Luckily, this turned out to be a straight-forward repair. The Lowrider headphones only needed a new audio connector. This guide will show how to simply test the function, and what to look for. The trickiest part here is the removal of the ear cushion. It appears as if every manufacturer changes the way they are fastened. Hopefully, this will prevent somebody from breaking their headphones while trying to repair them.

  1. Here is the complete headphone. I got no sound from either side when I plugged it in to my old iPod.
    • Here is the complete headphone. I got no sound from either side when I plugged it in to my old iPod.

    • The cushion is simply stuck into a space between the speaker (driver) and the case.

    • Remove the cushion by gently tugging it out of that groove.

  2. Here is a shot of the device with the ear cushion removed and intact (replacements are available online).
    • Here is a shot of the device with the ear cushion removed and intact (replacements are available online).

    • Here are the three Phillips screws that need to be removed.

    • The screws are all of the same size, so do not worry about separating them.

    • With the three screws removed, the driver will simply fold up to reveal the wiring. In this case, the color code for the wires is Blue for left and Gold for ground.

    • Here is the way I connected some alligator test leads. Use a male-male 3.5 mm stereo cable. Attach one lead to the sleeve, the upper part of the connector, and one lead to either tip (front) or Ring (middle) of the connector.

    • Attach some test points to the end of the alligator cables and touch the solder connections of the speaker (driver). In this case, there was clear sound. This determined that there was no signal going from the connector to the drivers.

    • Cut about 3 inches off the end of the cable.

    • To make sure that it was indeed the connector, and not a cracked wire further up, remove the insulation of one set of wires. The device uses one set for each side. To remove the insulation, you can use a boxcutter, a sharp knife, a lighter, etc.

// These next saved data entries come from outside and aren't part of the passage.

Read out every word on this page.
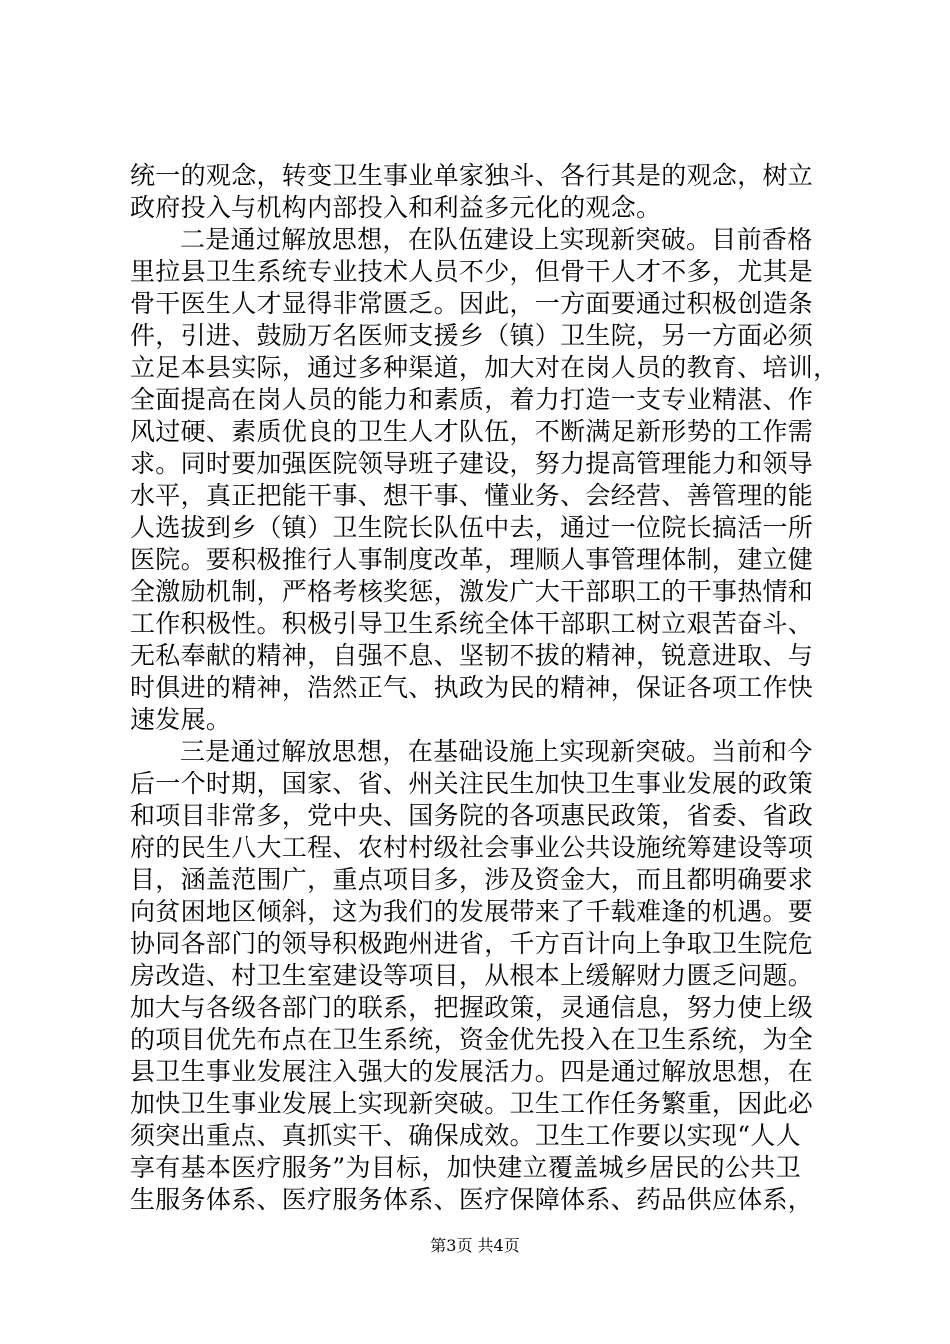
统一的观念，转变卫生事业单家独斗、各行其是的观念，树立
政府投入与机构内部投入和利益多元化的观念。
二是通过解放思想，在队伍建设上实现新突破。目前香格
里拉县卫生系统专业技术人员不少，但骨干人才不多，尤其是
骨干医生人才显得非常匮乏。因此，一方面要通过积极创造条
件，引进、鼓励万名医师支援乡（镇）卫生院，另一方面必须
立足本县实际，通过多种渠道，加大对在岗人员的教育、培训，
全面提高在岗人员的能力和素质，着力打造一支专业精湛、作
风过硬、素质优良的卫生人才队伍，不断满足新形势的工作需
求。同时要加强医院领导班子建设，努力提高管理能力和领导
水平，真正把能干事、想干事、懂业务、会经营、善管理的能
人选拔到乡（镇）卫生院长队伍中去，通过一位院长搞活一所
医院。要积极推行人事制度改革，理顺人事管理体制，建立健
全激励机制，严格考核奖惩，激发广大干部职工的干事热情和
工作积极性。积极引导卫生系统全体干部职工树立艰苦奋斗、
无私奉献的精神，自强不息、坚韧不拔的精神，锐意进取、与
时俱进的精神，浩然正气、执政为民的精神，保证各项工作快
速发展。
三是通过解放思想，在基础设施上实现新突破。当前和今
后一个时期，国家、省、州关注民生加快卫生事业发展的政策
和项目非常多，党中央、国务院的各项惠民政策，省委、省政
府的民生八大工程、农村村级社会事业公共设施统筹建设等项
目，涵盖范围广，重点项目多，涉及资金大，而且都明确要求
向贫困地区倾斜，这为我们的发展带来了千载难逢的机遇。要
协同各部门的领导积极跑州进省，千方百计向上争取卫生院危
房改造、村卫生室建设等项目，从根本上缓解财力匮乏问题。
加大与各级各部门的联系，把握政策，灵通信息，努力使上级
的项目优先布点在卫生系统，资金优先投入在卫生系统，为全
县卫生事业发展注入强大的发展活力。四是通过解放思想，在
加快卫生事业发展上实现新突破。卫生工作任务繁重，因此必
须突出重点、真抓实干、确保成效。卫生工作要以实现“人人
享有基本医疗服务”为目标，加快建立覆盖城乡居民的公共卫
生服务体系、医疗服务体系、医疗保障体系、药品供应体系，
第3页 共4页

    • Attach the test lead from any MP3 player, as previously shown. If the reason for the non-functioning headphones was the connector, there should now be sound coming from the headphone speaker (driver). In this case, there was. Therefore, it was indeed the audio connector that was broken.

    • Here is a new 3.5 mm stereo audio connector. The cover simply screws on the actual connector.

    • Place the cover in the proper direction over the wire

    • Here is how to determine which solder tab fits to what part of the connector. Set a multimeter to the Ohm scale. Touching the tip and the shortest tab showed continuity.

    • Since the ring (middle) of the connector and the medium size tab showed continuity, they are a match for soldering.

    • Lastly, the sleeve (top) and the longest tab showed continuity. Now we have determined which parts are a match. This is important to properly connect the left and right speaker (driver).

    • If no multimeter is available, here is a quick sketch of the three corresponding connections.

    • Most MP3 players, including the iPod, use the Tip for the left channel. Solder the Blue wire to the tip connector, the Red wire to the Ring connector, and both Gold wires to the Sleeve connector.

    • When all wires are soldered to their respective connectors, squeeze the cable tab at the sleeve connector tight around the cable. This helps to keep the solder connection when the headphones get disconnected by pulling on the wire.

    • Attach the cover to the audio jack connector.

    • Reassembly was straightforward. The only tricky part was getting the cushion back on the speaker (driver), but a pair of fingernails served the purpose quite nicely. The headphones are once again fully-functioning and sound pretty good. Total cost for the repair was $0.75 and it took me 38 minutes...not a bad job.:)


To reassemble your device, follow these instructions in reverse order.